I felt that I ought to say something more to her, try to draw her out a little, but you can’t get through to Bad Tamara. Reason, subtle probing, the fatherly or mentor approach . . . none of it works. All you can do is ride out the storm until Good Tamara decides to come home again.
10
It didn’t take Tamara long to run the checks on the various individuals I’d encountered so far in the Abbott case. All but two had spotless records, the Pattersons among them unless you counted questionable ethics and business practices. The other two had only minor blemishes on their records, though one of the blemishes was of some potentially relevant interest.
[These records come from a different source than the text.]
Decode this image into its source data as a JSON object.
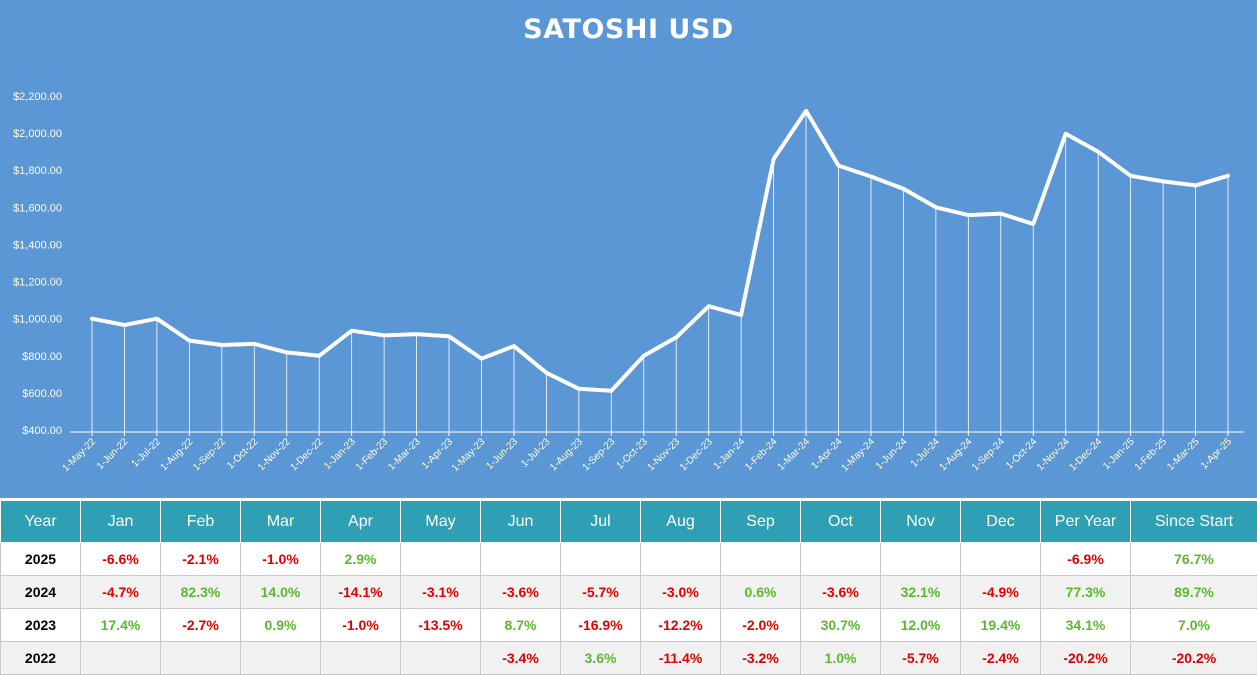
{
  "chart_data": {
    "type": "line",
    "title": "SATOSHI USD",
    "ylim": [
      400,
      2200
    ],
    "y_ticks": [
      "$400.00",
      "$600.00",
      "$800.00",
      "$1,000.00",
      "$1,200.00",
      "$1,400.00",
      "$1,600.00",
      "$1,800.00",
      "$2,000.00",
      "$2,200.00"
    ],
    "y_tick_values": [
      400,
      600,
      800,
      1000,
      1200,
      1400,
      1600,
      1800,
      2000,
      2200
    ],
    "x": [
      "1-May-22",
      "1-Jun-22",
      "1-Jul-22",
      "1-Aug-22",
      "1-Sep-22",
      "1-Oct-22",
      "1-Nov-22",
      "1-Dec-22",
      "1-Jan-23",
      "1-Feb-23",
      "1-Mar-23",
      "1-Apr-23",
      "1-May-23",
      "1-Jun-23",
      "1-Jul-23",
      "1-Aug-23",
      "1-Sep-23",
      "1-Oct-23",
      "1-Nov-23",
      "1-Dec-23",
      "1-Jan-24",
      "1-Feb-24",
      "1-Mar-24",
      "1-Apr-24",
      "1-May-24",
      "1-Jun-24",
      "1-Jul-24",
      "1-Aug-24",
      "1-Sep-24",
      "1-Oct-24",
      "1-Nov-24",
      "1-Dec-24",
      "1-Jan-25",
      "1-Feb-25",
      "1-Mar-25",
      "1-Apr-25"
    ],
    "values": [
      1000,
      966,
      1000,
      882,
      858,
      864,
      818,
      800,
      935,
      910,
      917,
      905,
      785,
      852,
      708,
      622,
      612,
      800,
      899,
      1067,
      1020,
      1860,
      2120,
      1825,
      1766,
      1700,
      1600,
      1558,
      1566,
      1510,
      1997,
      1900,
      1770,
      1740,
      1718,
      1770
    ],
    "grid": false,
    "line_color": "#ffffff",
    "background": "#5b97d5"
  },
  "table": {
    "headers": [
      "Year",
      "Jan",
      "Feb",
      "Mar",
      "Apr",
      "May",
      "Jun",
      "Jul",
      "Aug",
      "Sep",
      "Oct",
      "Nov",
      "Dec",
      "Per Year",
      "Since Start"
    ],
    "rows": [
      [
        "2025",
        "-6.6%",
        "-2.1%",
        "-1.0%",
        "2.9%",
        "",
        "",
        "",
        "",
        "",
        "",
        "",
        "",
        "-6.9%",
        "76.7%"
      ],
      [
        "2024",
        "-4.7%",
        "82.3%",
        "14.0%",
        "-14.1%",
        "-3.1%",
        "-3.6%",
        "-5.7%",
        "-3.0%",
        "0.6%",
        "-3.6%",
        "32.1%",
        "-4.9%",
        "77.3%",
        "89.7%"
      ],
      [
        "2023",
        "17.4%",
        "-2.7%",
        "0.9%",
        "-1.0%",
        "-13.5%",
        "8.7%",
        "-16.9%",
        "-12.2%",
        "-2.0%",
        "30.7%",
        "12.0%",
        "19.4%",
        "34.1%",
        "7.0%"
      ],
      [
        "2022",
        "",
        "",
        "",
        "",
        "",
        "-3.4%",
        "3.6%",
        "-11.4%",
        "-3.2%",
        "1.0%",
        "-5.7%",
        "-2.4%",
        "-20.2%",
        "-20.2%"
      ]
    ],
    "colors": {
      "positive": "#5cb82e",
      "negative": "#e00000",
      "header_bg": "#2fa0b3"
    }
  }
}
Charley Doyle, the nephew, had been arrested twice, once on a D & D charge and once, five years ago, for causing a traffic accident while drunk that landed a forty-four-year-old Millbrae woman in the hospital with minor injuries. For the latter he’d paid a hefty fine and lost his driver’s license for a year; he was lucky the injured woman hadn’t sued him. Mrs. Alvarez’s brother, Leonard Crenshaw, was a parking scofflaw—twenty-two unpaid parking tickets dating back several years—and had been arrested once at age eighteen on a charge of malicious mischief. He and two other dummies had broken into an abandoned house in the Excelsior District and trashed it for no reason other than pure deviltry. A judge had ordered him and his cohorts to pay damages and sentenced them to two hundred hours each of community service.
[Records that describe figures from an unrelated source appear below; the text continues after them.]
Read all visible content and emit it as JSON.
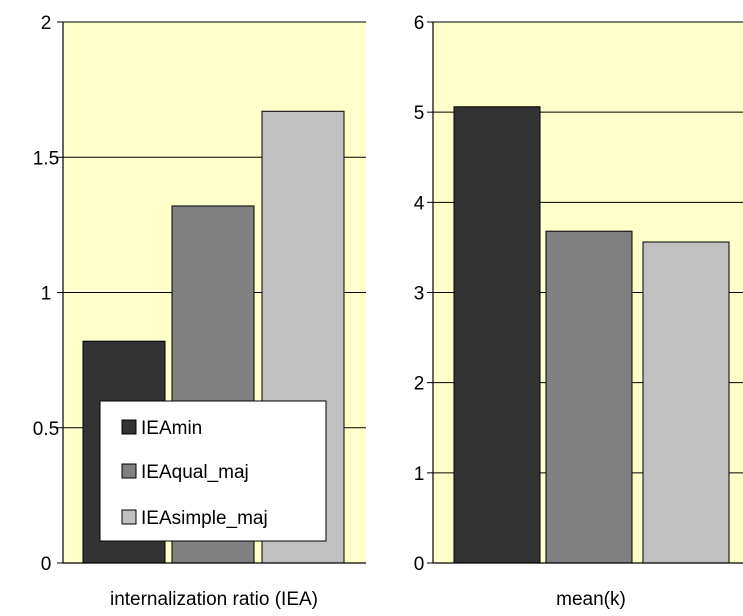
{
  "chart_data": [
    {
      "type": "bar",
      "categories": [
        "internalization ratio (IEA)"
      ],
      "series": [
        {
          "name": "IEAmin",
          "values": [
            0.82
          ]
        },
        {
          "name": "IEAqual_maj",
          "values": [
            1.32
          ]
        },
        {
          "name": "IEAsimple_maj",
          "values": [
            1.67
          ]
        }
      ],
      "xlabel": "internalization ratio (IEA)",
      "ylim": [
        0,
        2
      ],
      "yticks": [
        0,
        0.5,
        1,
        1.5,
        2
      ],
      "yticklabels": [
        "0",
        "0.5",
        "1",
        "1.5",
        "2"
      ],
      "grid": true,
      "legend": "inside-lower-right",
      "plot_background": "#ffffcc",
      "colors": [
        "#333333",
        "#808080",
        "#c0c0c0"
      ]
    },
    {
      "type": "bar",
      "categories": [
        "mean(k)"
      ],
      "series": [
        {
          "name": "IEAmin",
          "values": [
            5.06
          ]
        },
        {
          "name": "IEAqual_maj",
          "values": [
            3.68
          ]
        },
        {
          "name": "IEAsimple_maj",
          "values": [
            3.56
          ]
        }
      ],
      "xlabel": "mean(k)",
      "ylim": [
        0,
        6
      ],
      "yticks": [
        0,
        1,
        2,
        3,
        4,
        5,
        6
      ],
      "yticklabels": [
        "0",
        "1",
        "2",
        "3",
        "4",
        "5",
        "6"
      ],
      "grid": true,
      "plot_background": "#ffffcc",
      "colors": [
        "#333333",
        "#808080",
        "#c0c0c0"
      ]
    }
  ],
  "legend": {
    "items": [
      {
        "label": "IEAmin",
        "color": "#333333"
      },
      {
        "label": "IEAqual_maj",
        "color": "#808080"
      },
      {
        "label": "IEAsimple_maj",
        "color": "#c0c0c0"
      }
    ]
  }
}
Once a vandal, always a vandal? Pretty thin, but something to keep in mind just the same. And to ask Helen Alvarez and Crenshaw about the next time I saw them.
At a little after three I drove out to Dependable Glass Service, on Mission a half mile or so beyond the San Francisco–Daly City line, to see what I could find out from Charley Doyle. I’d been told he’d be back in the shop by three thirty, and he had been. But then he’d immediately signed out for the day; I missed him by five minutes. Glaziers evidently had the same sweetheart thirty-six-hour workweek as plumbers and other union tradespeople.
I told one of the office workers that I needed to talk to Doyle on an urgent matter regarding his aunt. That bought me his home address, which was also in Daly City. In my car I looked up the street and a route on one of the sheaf of maps I keep in the glove box. Newer cars nowadays are equipped with GPS navigators that make printed maps pretty much obsolete; Kerry has one in hers. But mine is fifteen years old, and even when I trade it in, as I figure I’ll need to do fairly soon, it’ll likely be for a used pre-GPS model. I’m a Luddite when it comes to modern technological advancements. A lighted computer screen on my dashboard and a disembodied mechanical voice giving me directions and chastising me if I didn’t follow them to the letter would only make me uncomfortable. I prefer to get my directions the old-fashioned way.